The interest rate on 30-year fixed-rate residential mortgages moved up in line with Treasury yields, although the rate remained low by historical standards and mortgage availability appeared little changed. Likely in part because of the increase in mortgage rates, refinance originations decreased in November, but purchase originations were little changed.
Consumers are in much stronger financial shape. The financial obligations and debt service payments ratio are near multi-decade lows as are credit card charge-offs (subscription required):
Fitch's prime credit card ABS chargeoff index hit a new low of 2.33 percent for December for data going back to 1991, 10 basis points below its previous low of 2.43 percent reached in October 2016, writes Joe Rennison in New York.
The index tracks approximately $138.4bn of bonds backed by $222.2bn of prime quality credit card loans, originated by institutions such as Bank of America, Citibank, JPMorgan Chase, Capital One and Discover.
"Credit card issuers have been tightening underwriting and focusing on higher FICO customers since the crisis, which coupled with low interest rates have helped cardholders better manage their finances and pay off their debt," said Herman Poon, Senior Director, Fitch Ratings.
There is nothing in the credit markets that indicates a problem is coming down the pike in the next 12-18 months.

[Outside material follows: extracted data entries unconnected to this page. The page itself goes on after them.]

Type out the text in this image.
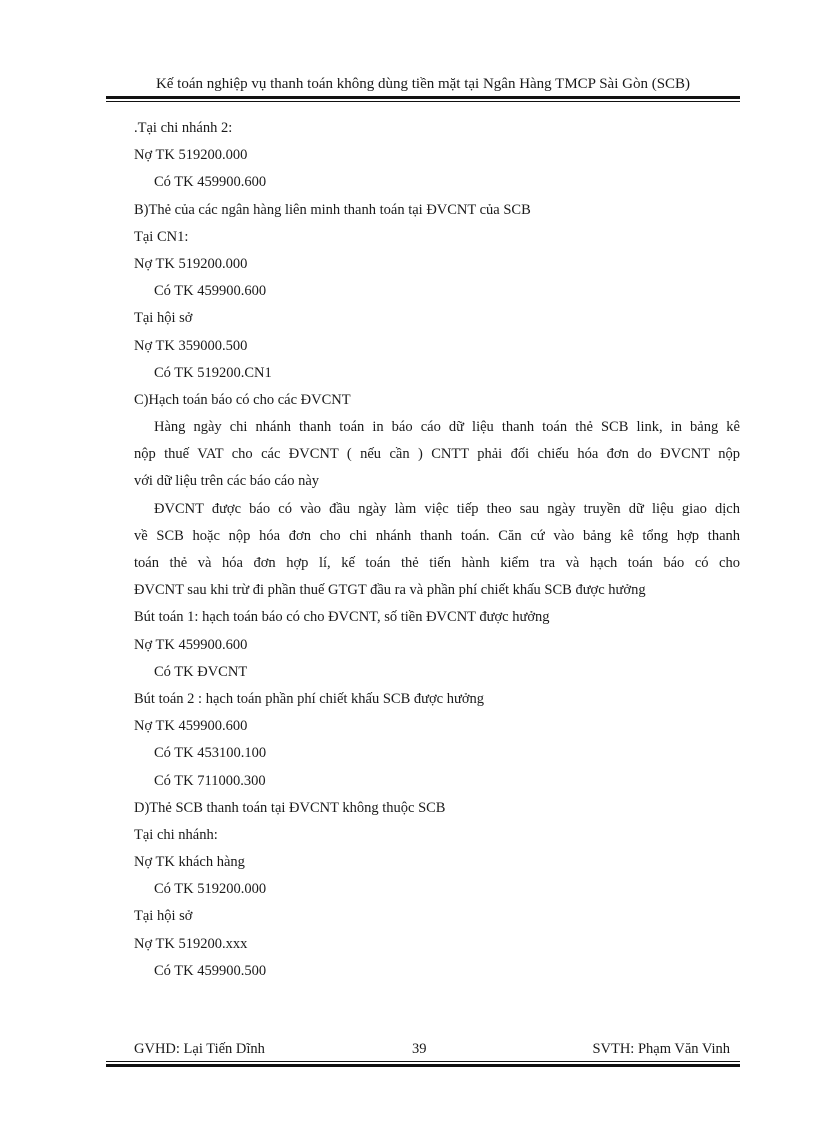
Kế toán nghiệp vụ thanh toán không dùng tiền mặt tại Ngân Hàng TMCP Sài Gòn (SCB)
.Tại chi nhánh 2:
Nợ TK 519200.000
Có TK 459900.600
B)Thẻ của các ngân hàng liên minh thanh toán tại ĐVCNT của SCB
Tại CN1:
Nợ TK 519200.000
Có TK 459900.600
Tại hội sở
Nợ TK 359000.500
Có TK 519200.CN1
C)Hạch toán báo có cho các ĐVCNT
Hàng ngày chi nhánh thanh toán in báo cáo dữ liệu thanh toán thẻ SCB link, in bảng kê
nộp thuế VAT cho các ĐVCNT ( nếu cần ) CNTT phải đối chiếu hóa đơn do ĐVCNT nộp
với dữ liệu trên các báo cáo này
ĐVCNT được báo có vào đầu ngày làm việc tiếp theo sau ngày truyền dữ liệu giao dịch
về SCB hoặc nộp hóa đơn cho chi nhánh thanh toán. Căn cứ vào bảng kê tổng hợp thanh
toán thẻ và hóa đơn hợp lí, kế toán thẻ tiến hành kiểm tra và hạch toán báo có cho
ĐVCNT sau khi trừ đi phần thuế GTGT đầu ra và phần phí chiết khấu SCB được hưởng
Bút toán 1: hạch toán báo có cho ĐVCNT, số tiền ĐVCNT được hưởng
Nợ TK 459900.600
Có TK ĐVCNT
Bút toán 2 : hạch toán phần phí chiết khấu SCB được hưởng
Nợ TK 459900.600
Có TK 453100.100
Có TK 711000.300
D)Thẻ SCB thanh toán tại ĐVCNT không thuộc SCB
Tại chi nhánh:
Nợ TK khách hàng
Có TK 519200.000
Tại hội sở
Nợ TK 519200.xxx
Có TK 459900.500
GVHD: Lại Tiến Dĩnh	39	SVTH: Phạm Văn Vinh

The Fed has not only increased their growth forecast, but also their inflation expectations. The former is higher due to the incoming administration's promise for lower taxes and higher federal spending, while the increase in the CMT-TIPS spreads has caused the latter. Increased federal spending is not guaranteed. While the Republicans control the House and have of late generally been more accepting of Trump's positions, a large conservative core may not want to increase deficit spending. Tax reform is a far more achievable goal. While most commentators have not offered this explanation, the OPEC supply restriction deal is just as likely an explanation for increased inflation expectations as the potential for an increase in federal spending and tax reform.